A particular stretch can resurrect stored trauma you had no idea was there. One student burst into tears in the middle of a class while carefully beginning a hip opening asana. She had broken her pelvis in a car accident years prior but never permitted herself to feel the pain and terror of the wreck. Everyone kept telling her she needed to stay upbeat. She was young and expected to overcome her ‘temporary’ incapacitation with forward thinking, rather than integrating how she almost died. She lay on the yoga mat sobbing, emotionally supported by every student in the class and was able to breathe deeper and differently afterward. She described her physical shift as a new lease on life, due to the release of her ever present anxiety.
We all build anatomical armors to hide our wounds, plastering over scars and vulnerabilities. Somewhere along the line, we begin to realize this emotional constriction no longer protects, but rather inhibits us from moving freely.
Our bodies are living libraries.
Our connective tissue stores the memories of everything our bodies have experienced. It’s both as simple and complex as that. The simple part of it is that we are naturally wired to retain this relevant information. It’s crucial to our survival that we pay attention to it. The complex part of it involves our mental over ride, naysaying our bodies messaging by choosing the ‘safety’ of logic and linear reasoning. Continual deference to mind over body eventually plays out with a physical price tag.
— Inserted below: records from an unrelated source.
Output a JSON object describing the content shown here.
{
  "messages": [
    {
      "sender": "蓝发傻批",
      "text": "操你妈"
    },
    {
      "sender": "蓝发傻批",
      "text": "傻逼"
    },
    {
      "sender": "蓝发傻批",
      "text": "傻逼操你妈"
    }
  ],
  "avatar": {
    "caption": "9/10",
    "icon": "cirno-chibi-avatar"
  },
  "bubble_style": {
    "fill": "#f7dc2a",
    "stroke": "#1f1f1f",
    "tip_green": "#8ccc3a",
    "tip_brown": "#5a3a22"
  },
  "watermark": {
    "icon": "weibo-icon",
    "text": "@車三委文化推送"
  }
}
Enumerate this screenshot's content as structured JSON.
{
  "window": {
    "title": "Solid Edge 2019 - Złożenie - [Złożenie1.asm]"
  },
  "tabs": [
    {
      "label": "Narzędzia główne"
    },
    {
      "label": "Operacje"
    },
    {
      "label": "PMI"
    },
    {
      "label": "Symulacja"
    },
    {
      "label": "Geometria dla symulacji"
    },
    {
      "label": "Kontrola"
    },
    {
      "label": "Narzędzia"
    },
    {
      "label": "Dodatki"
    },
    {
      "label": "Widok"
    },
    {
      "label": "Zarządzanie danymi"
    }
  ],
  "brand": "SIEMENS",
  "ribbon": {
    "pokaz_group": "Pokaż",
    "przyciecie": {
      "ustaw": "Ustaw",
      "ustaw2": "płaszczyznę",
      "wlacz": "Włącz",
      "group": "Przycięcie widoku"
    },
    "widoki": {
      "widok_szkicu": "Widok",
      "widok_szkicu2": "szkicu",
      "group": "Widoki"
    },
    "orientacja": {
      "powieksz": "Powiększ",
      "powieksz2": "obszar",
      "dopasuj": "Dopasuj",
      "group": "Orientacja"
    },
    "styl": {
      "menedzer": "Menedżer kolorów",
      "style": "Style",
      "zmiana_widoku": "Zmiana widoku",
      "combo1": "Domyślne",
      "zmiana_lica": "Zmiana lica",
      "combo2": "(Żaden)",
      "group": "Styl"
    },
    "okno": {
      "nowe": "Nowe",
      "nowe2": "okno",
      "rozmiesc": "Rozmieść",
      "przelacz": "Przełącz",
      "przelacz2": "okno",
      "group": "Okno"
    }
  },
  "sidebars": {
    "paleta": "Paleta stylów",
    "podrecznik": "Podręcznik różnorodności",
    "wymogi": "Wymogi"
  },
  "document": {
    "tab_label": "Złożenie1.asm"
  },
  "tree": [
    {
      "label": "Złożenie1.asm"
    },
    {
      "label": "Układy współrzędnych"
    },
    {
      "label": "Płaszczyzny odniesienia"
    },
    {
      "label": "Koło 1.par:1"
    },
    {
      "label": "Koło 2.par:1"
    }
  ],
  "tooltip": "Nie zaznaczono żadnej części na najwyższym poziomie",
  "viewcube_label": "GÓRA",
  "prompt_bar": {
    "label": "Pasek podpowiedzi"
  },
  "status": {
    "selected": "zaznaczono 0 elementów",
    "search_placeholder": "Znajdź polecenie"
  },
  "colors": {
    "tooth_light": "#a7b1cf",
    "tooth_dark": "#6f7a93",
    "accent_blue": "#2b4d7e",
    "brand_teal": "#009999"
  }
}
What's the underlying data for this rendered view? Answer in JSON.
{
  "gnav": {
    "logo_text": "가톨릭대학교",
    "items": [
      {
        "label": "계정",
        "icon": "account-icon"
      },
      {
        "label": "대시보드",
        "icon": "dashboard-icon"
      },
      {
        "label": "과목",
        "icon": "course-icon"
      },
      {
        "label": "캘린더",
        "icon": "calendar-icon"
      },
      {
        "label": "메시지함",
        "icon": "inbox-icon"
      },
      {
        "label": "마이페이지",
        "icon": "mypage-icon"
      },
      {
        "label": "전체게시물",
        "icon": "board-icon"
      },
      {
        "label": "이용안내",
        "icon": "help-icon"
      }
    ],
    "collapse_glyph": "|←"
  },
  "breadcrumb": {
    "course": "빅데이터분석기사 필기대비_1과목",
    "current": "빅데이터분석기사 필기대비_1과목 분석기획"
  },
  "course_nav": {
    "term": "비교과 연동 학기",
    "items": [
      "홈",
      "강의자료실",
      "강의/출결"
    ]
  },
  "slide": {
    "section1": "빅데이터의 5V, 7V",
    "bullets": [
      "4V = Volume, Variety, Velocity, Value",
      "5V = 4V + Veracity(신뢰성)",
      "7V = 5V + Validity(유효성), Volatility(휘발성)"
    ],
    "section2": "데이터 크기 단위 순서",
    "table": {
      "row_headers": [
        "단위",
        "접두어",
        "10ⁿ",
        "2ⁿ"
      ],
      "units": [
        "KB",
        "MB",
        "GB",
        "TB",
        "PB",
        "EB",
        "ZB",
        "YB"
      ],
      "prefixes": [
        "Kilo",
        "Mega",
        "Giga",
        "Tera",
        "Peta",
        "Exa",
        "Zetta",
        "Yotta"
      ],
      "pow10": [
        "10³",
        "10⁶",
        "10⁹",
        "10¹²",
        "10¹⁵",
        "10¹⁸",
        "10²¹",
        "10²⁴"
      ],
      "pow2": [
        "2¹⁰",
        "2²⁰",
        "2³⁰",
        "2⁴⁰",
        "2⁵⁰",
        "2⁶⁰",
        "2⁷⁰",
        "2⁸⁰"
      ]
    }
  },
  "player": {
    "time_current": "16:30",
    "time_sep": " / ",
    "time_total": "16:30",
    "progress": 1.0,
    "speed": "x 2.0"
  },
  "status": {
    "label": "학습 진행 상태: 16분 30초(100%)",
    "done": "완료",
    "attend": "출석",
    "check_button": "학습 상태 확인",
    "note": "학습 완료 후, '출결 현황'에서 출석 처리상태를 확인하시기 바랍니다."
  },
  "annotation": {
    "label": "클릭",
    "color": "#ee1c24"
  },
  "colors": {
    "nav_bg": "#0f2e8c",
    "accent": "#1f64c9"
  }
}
“That can’t be true or where in the world did that thought come from?”

It’s easy to cultivate greater awareness of your emotional anatomy. Begin with tracking your breathing patterns. Our breath is the key to opening our locks and facilitates recognizing a lack of ease, otherwise known as dis- ease. Where do you hold stress? Gentle inquiry can stimulate a dialogue between your gut and mind. Better yet, bypass your mind and allow yourself to wander where led. Try being still, patient and most of all, listening to what arises. Once your body believes you’re wholeheartedly paying attention to what it has to say, it can unload an overwhelming amount of information. It’s so thrilled it’s no longer being ignored.
Activating and plugging into the guidance our physicality offers can have a positive affect on how you view yourself, as well as others. We’re in danger of losing this internal compass as more of us tune into our devices instead of our bodies.
Holistic recognition of body- mind equality can become a direct route into your heart as well. Our hearts thrive on our inward gaze, glimmering brightly after receiving a dose of your own good medicine.